There are clearly two different taphonomic phenomena in the early Cretaceous lacustrine deposits of the Yixian and Jiufotang formations of China, one preserving dino-fuzz filaments, as in the first discovered, so-called "feathered dinosaur" Sinosauropteryx (a compsognathid), and one preserving actual avian feathers, as in the feathered dinosaurs that were featured on the cover of Nature, but which turned out to be secondarily flightless birds. The only other preservation of feathers on those Chinese fossils is in the abundant beaked bird Confusiusornis, other enantiornithines, and in a newly described seed-eating bird, Jeholornis prima, which exhibits some dromaeosaurid-like features in the tail and secand claw (Zhou and Zhang 2002). There are also asymmetric flight feathers preserved on the wing and near the hind limbs of a dromaeosaurid (Norell et al. 2002, Czerkas et al. 2002). Given the now substantial evidence that certain taxa once thought to be dinosaurs (e.g. Caudipteryx, Protarchaeopteryx, and the Oviraptosauria; Maryanska et al. 2002) are most likely secondarily flightless birds, and the new hypothesis that certain dinosaurs were secondarily flightless descendants of Mesozoic birds (Paul 2002), we must now carefully consider the possibility that there may have been a number of radiations of secondarily flightless Mesozoic birds that evolved morphologies quite similar to theropod dinosaurs.

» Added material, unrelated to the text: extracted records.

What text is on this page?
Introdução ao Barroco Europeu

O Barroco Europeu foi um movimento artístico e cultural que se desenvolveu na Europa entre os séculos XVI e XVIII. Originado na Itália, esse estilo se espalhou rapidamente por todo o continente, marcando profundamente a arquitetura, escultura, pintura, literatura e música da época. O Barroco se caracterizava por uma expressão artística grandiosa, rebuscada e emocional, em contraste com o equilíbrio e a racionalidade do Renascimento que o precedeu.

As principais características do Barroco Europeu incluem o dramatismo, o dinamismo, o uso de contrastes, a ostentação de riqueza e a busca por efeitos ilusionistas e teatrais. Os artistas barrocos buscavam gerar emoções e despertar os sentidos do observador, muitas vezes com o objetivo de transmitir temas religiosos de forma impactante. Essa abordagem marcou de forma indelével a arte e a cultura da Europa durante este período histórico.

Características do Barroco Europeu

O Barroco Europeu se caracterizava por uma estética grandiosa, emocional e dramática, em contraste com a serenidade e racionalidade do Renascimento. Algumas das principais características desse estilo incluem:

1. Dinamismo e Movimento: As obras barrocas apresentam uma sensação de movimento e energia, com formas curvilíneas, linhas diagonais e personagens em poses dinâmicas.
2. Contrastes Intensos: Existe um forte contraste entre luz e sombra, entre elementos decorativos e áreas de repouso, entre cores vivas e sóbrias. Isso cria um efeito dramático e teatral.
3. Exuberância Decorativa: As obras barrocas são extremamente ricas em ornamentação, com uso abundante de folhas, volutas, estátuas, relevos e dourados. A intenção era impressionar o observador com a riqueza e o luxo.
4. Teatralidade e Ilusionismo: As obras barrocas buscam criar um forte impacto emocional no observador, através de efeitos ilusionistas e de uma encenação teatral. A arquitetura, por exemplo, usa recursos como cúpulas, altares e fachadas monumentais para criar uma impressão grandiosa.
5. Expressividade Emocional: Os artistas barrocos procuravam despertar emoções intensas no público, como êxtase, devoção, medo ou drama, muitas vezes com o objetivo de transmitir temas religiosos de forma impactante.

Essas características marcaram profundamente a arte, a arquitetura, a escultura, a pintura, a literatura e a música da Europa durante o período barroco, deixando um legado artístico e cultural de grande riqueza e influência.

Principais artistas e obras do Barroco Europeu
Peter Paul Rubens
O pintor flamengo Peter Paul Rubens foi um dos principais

This view is now endorsed by Czerkas et al. (2002) who describe the Chinese early Cretaceous Cryptovolans pauli, characterized by the presence of asymmetric, primary flight feathers, avian hand, and sternum, but with typical dromaeosaur-like teeth, a hypertrophied second sickle claw, and dromaeosaurlike stiffened tail. Such a specialized, derived tail is virtually the same in rhamphorhynchoid pterosaurs of the Jurassic.

In a series of papers, Lowe (last paper 1944) proposed that ratites and small coelurosaurian dinosaurs shared a common ancestor, and that the ancestors of ratites never acquired flight. Of course, we now know that this is wrong (Feduccia 1999), but one can only ponder how the postcranial remains of any ratite would be identified if recovered from the early Cretaceous of China. Too, given the view that "the smallest dinosaur is the bee hummingbird ... found only in Cuba," (Norell et at. 1995), it follows that any bird, flighted or flightless, discovered in Mesozoic deposits, would be classified as a dinosaur.